Mang’s team will conduct a clinical trial comparing the effects of task-oriented exercise and generalized resistance and aerobic exercise on walking function and changes in the central nervous system in people with progressive MS.

Dr. Omar El-Halfawy, Canada Research Chair in Chemogenomics and Antimicrobial Research, received $120,000 to uncover the microbial weapons unleashed by superbugs during infection that make them resistant to antibiotics.

“Infectious diseases are a major threat to Canadians' health with a considerable social and economic burden. This is even more pronounced within Indigenous communities in remote and isolated areas across Saskatchewan and Canada,” says El-Halfawy.

Rather than work under standardized lab conditions – which don’t adequately represent the infection situation, El-Halfawy’s research will explore the microbial responses to antibiotics under conditions mimicking infection. The goal is to discover novel therapeutics that disarm microbes from these weapons.

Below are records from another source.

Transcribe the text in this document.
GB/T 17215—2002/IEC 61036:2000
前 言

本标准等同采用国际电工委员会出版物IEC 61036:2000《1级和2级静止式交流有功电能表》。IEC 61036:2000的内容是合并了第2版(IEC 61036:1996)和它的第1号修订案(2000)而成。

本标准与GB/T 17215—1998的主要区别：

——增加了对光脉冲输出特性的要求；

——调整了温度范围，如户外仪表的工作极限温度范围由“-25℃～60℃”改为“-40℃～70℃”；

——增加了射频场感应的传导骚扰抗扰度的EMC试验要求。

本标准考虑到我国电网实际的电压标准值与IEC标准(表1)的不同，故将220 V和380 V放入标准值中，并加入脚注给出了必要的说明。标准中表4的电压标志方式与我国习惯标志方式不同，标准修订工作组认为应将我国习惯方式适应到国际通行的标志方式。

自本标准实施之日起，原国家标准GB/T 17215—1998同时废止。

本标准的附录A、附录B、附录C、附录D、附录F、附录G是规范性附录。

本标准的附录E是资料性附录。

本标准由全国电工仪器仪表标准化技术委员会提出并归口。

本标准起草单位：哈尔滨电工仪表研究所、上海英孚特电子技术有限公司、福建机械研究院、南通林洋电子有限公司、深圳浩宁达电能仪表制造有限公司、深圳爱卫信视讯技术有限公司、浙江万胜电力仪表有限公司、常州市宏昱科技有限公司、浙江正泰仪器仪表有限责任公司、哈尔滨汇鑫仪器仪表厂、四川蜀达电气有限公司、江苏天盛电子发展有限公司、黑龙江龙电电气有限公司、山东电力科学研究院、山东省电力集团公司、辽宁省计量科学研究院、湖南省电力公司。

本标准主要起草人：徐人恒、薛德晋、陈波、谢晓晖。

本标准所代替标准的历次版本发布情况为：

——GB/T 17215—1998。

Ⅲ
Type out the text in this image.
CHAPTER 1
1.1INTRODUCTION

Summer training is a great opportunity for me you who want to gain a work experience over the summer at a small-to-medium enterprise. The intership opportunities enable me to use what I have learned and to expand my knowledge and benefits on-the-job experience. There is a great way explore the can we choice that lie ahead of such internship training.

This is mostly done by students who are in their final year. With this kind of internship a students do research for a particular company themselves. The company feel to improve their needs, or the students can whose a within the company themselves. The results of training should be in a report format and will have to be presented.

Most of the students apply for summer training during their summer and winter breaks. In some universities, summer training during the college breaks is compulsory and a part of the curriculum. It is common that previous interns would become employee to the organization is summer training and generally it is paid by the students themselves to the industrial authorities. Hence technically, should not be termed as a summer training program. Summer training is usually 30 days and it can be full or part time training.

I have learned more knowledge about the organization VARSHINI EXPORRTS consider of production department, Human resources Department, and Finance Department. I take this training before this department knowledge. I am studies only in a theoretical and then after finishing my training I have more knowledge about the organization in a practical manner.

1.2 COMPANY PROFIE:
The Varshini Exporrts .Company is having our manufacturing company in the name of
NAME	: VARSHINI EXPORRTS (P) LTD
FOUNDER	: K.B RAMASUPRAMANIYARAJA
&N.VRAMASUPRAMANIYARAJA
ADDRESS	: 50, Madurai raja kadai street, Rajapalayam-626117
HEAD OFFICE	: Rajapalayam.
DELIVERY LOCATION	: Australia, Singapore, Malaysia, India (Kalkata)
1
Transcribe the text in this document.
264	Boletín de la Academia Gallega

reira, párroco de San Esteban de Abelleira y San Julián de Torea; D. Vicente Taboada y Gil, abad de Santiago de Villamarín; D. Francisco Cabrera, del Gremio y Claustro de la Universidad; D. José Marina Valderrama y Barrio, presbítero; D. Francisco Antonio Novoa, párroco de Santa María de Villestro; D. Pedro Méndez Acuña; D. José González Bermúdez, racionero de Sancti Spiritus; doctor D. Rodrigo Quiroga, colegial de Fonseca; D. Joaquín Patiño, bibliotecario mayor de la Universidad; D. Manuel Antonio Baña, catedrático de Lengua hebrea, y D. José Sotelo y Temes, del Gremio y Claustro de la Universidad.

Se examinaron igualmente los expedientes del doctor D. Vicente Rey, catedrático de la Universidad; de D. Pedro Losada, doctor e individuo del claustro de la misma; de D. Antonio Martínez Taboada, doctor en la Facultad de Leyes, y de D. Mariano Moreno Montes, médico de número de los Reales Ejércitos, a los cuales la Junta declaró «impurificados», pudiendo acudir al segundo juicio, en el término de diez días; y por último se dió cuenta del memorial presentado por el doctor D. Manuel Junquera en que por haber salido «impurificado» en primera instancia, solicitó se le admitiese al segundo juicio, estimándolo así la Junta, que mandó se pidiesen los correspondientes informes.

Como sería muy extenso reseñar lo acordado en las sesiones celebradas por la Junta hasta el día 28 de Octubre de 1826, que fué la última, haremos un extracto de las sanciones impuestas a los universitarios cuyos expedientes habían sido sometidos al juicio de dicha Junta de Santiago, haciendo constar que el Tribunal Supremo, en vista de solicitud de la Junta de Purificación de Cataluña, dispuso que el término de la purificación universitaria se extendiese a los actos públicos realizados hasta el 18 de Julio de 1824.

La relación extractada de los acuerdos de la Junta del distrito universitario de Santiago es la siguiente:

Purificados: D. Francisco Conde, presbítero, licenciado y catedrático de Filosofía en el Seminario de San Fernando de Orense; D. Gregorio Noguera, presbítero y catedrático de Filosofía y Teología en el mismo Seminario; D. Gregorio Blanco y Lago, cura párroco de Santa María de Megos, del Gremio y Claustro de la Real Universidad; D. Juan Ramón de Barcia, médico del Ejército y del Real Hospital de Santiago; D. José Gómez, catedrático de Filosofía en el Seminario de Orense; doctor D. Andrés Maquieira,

“This research will contribute to local and global efforts to fight antimicrobial resistance and alleviate the burden of infectious diseases in Saskatchewan,” says El-Halfawy.

Dr. Natasha Gallant’s research findings could lead to better chronic disease management in Saskatchewan and across Canada.

“This project will help us to discover if providing group psychological therapy to individuals living with chronic diseases–such as cancer, diabetes, and heart failure–will reduce the depression, anxiety, and other psychological distress they often face,” explains Gallant, an assistant professor in the psychology department.

Gallant received a $116,410 SHRF Establishment Grant to determine if therapy focused on helping individuals learn new ways to think and act in response to uncomfortable emotions will be as effective for people living with a chronic diseases as it has been for those living with mental disorders.

“We’ll deliver our therapy in a group setting, which is cost-effective and allows patients to meet others also living with chronic disease.”

The objective of the SHRF Establishment Grants is to assist early-career researchers in Saskatchewan in establishing an autonomous program of health research addressing Saskatchewan health challenges and achieving the research productivity necessary for obtaining major funding from national and other external agencies.  

 

About the University of Regina

The University of Regina—with campuses located on Treaty 4 and Treaty 6 territories, the ancestral lands of the Cree, Saulteaux, Dakota, Lakota and Nakoda nations and the homeland of the Métis—is a comprehensive, mid-sized university that traces its roots back to the creation of Regina College in 1911. Today, more than 16,600 students study within the University's 10 faculties, 25 academic departments/schools, 18 research centres and institutes, and three federated colleges (Campion College, First Nations University of Canada, and Luther College). The University of Regina has an established reputation for excellence and innovative programs that lead to undergraduate, master, and doctoral degrees.